By Frederick W. Byron jr.

Reconsideration by several leading scientific institutions of the danger from radioactive fallout has led a group of scientists to suggest the possibility that sections of the world are already beyond the radioactive danger point.

One member of this group, Walter Selove, assistant professor of Physics and currently at the Brookhaven National Laboratories, said that in the light of certain conservative estimates, "One is forced to the conclusion that one should stop all tests that release large amounts of radioactive strontium."

But he noted that Adlai E. Stevenson had misinterprated the scientists' suggestion in his recent Rock Island speech when he said that several areas in the world had "already passed the danger point."

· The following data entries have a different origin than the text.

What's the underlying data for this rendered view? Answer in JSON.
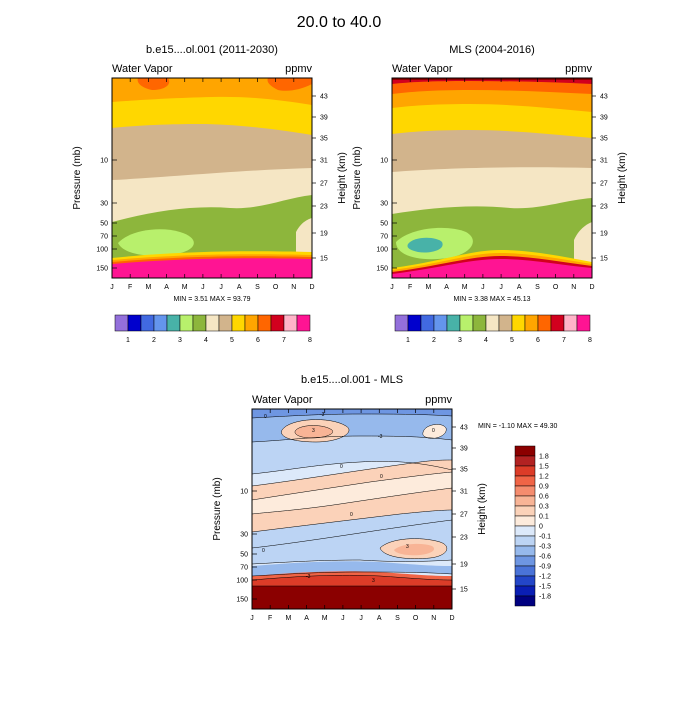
{
  "figure": {
    "title": "20.0 to  40.0"
  },
  "chart_data": [
    {
      "type": "heatmap",
      "title": "b.e15....ol.001 (2011-2030)",
      "left_label": "Water Vapor",
      "right_label": "ppmv",
      "xlabel": "",
      "ylabel": "Pressure (mb)",
      "ylabel_right": "Height (km)",
      "x_ticks": [
        "J",
        "F",
        "M",
        "A",
        "M",
        "J",
        "J",
        "A",
        "S",
        "O",
        "N",
        "D"
      ],
      "y_ticks": [
        "10",
        "30",
        "50",
        "70",
        "100",
        "150"
      ],
      "y_ticks_right": [
        "43",
        "39",
        "35",
        "31",
        "27",
        "23",
        "19",
        "15"
      ],
      "minmax": "MIN =   3.51  MAX =  93.79",
      "colorbar": {
        "labels": [
          "1",
          "2",
          "3",
          "4",
          "5",
          "6",
          "7",
          "8"
        ],
        "colors": [
          "#9370db",
          "#0000cd",
          "#4169e1",
          "#6495ed",
          "#48b2a8",
          "#b8f06c",
          "#8db63c",
          "#f5e6c4",
          "#d2b48c",
          "#ffd700",
          "#ffa500",
          "#ff6600",
          "#d2001e",
          "#ffb4c8",
          "#ff1493"
        ]
      }
    },
    {
      "type": "heatmap",
      "title": "MLS (2004-2016)",
      "left_label": "Water Vapor",
      "right_label": "ppmv",
      "xlabel": "",
      "ylabel": "Pressure (mb)",
      "ylabel_right": "Height (km)",
      "x_ticks": [
        "J",
        "F",
        "M",
        "A",
        "M",
        "J",
        "J",
        "A",
        "S",
        "O",
        "N",
        "D"
      ],
      "y_ticks": [
        "10",
        "30",
        "50",
        "70",
        "100",
        "150"
      ],
      "y_ticks_right": [
        "43",
        "39",
        "35",
        "31",
        "27",
        "23",
        "19",
        "15"
      ],
      "minmax": "MIN =   3.38  MAX =  45.13",
      "colorbar": {
        "labels": [
          "1",
          "2",
          "3",
          "4",
          "5",
          "6",
          "7",
          "8"
        ],
        "colors": [
          "#9370db",
          "#0000cd",
          "#4169e1",
          "#6495ed",
          "#48b2a8",
          "#b8f06c",
          "#8db63c",
          "#f5e6c4",
          "#d2b48c",
          "#ffd700",
          "#ffa500",
          "#ff6600",
          "#d2001e",
          "#ffb4c8",
          "#ff1493"
        ]
      }
    },
    {
      "type": "heatmap",
      "title": "b.e15....ol.001 - MLS",
      "left_label": "Water Vapor",
      "right_label": "ppmv",
      "xlabel": "",
      "ylabel": "Pressure (mb)",
      "ylabel_right": "Height (km)",
      "x_ticks": [
        "J",
        "F",
        "M",
        "A",
        "M",
        "J",
        "J",
        "A",
        "S",
        "O",
        "N",
        "D"
      ],
      "y_ticks": [
        "10",
        "30",
        "50",
        "70",
        "100",
        "150"
      ],
      "y_ticks_right": [
        "43",
        "39",
        "35",
        "31",
        "27",
        "23",
        "19",
        "15"
      ],
      "minmax": "MIN =  -1.10  MAX =  49.30",
      "contour_labels": [
        "0",
        "3",
        "-3"
      ],
      "colorbar": {
        "labels": [
          "1.8",
          "1.5",
          "1.2",
          "0.9",
          "0.6",
          "0.3",
          "0.1",
          "0",
          "-0.1",
          "-0.3",
          "-0.6",
          "-0.9",
          "-1.2",
          "-1.5",
          "-1.8"
        ],
        "colors": [
          "#8b0000",
          "#b22222",
          "#dc3c28",
          "#f06446",
          "#f58c6e",
          "#f8b496",
          "#fbd2b9",
          "#fdebdc",
          "#dce9fa",
          "#bcd4f4",
          "#96b9ec",
          "#6e96e2",
          "#4a73d8",
          "#2346c8",
          "#0a1eb4",
          "#000080"
        ]
      }
    }
  ]
}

Selove explained last night that this condition was possible but by no means certain and also emphasized that the information to which Stevenson erroneously referred has been volunteered in an entirely non-partisan and non-political report by the Radiation Hazard Committee of the American Federation of Scientists.

Difference in Saftey Factor

However, he told the CRIMSON that the British Medical Society and the International Committee on Radiological Protection have decided on a minimum safety factor which is one-tenth of the one currently accepted by the AEC. That is, these organizations feel that the human body can tolerate only ten percent of the radio-strontium which the AEC currently deems safe.

Selove also said that the danger from cancer-causing radio-strontium depends partly on the concentration of natural calcium in a particular area. Thus some areas, particularly low in calcium, will have a very high relative content of strontium which tends to mix with the calcium and be consumed by human beings.

Since the world wide distribution of calcium is far from uniform and the distribution of radioactive fallout is fairly even, it is not safe to assume a regular world-wide concentration.

Consideration of these more conservative estimates makes it appear that "A danger to health is with us right now," Selove said.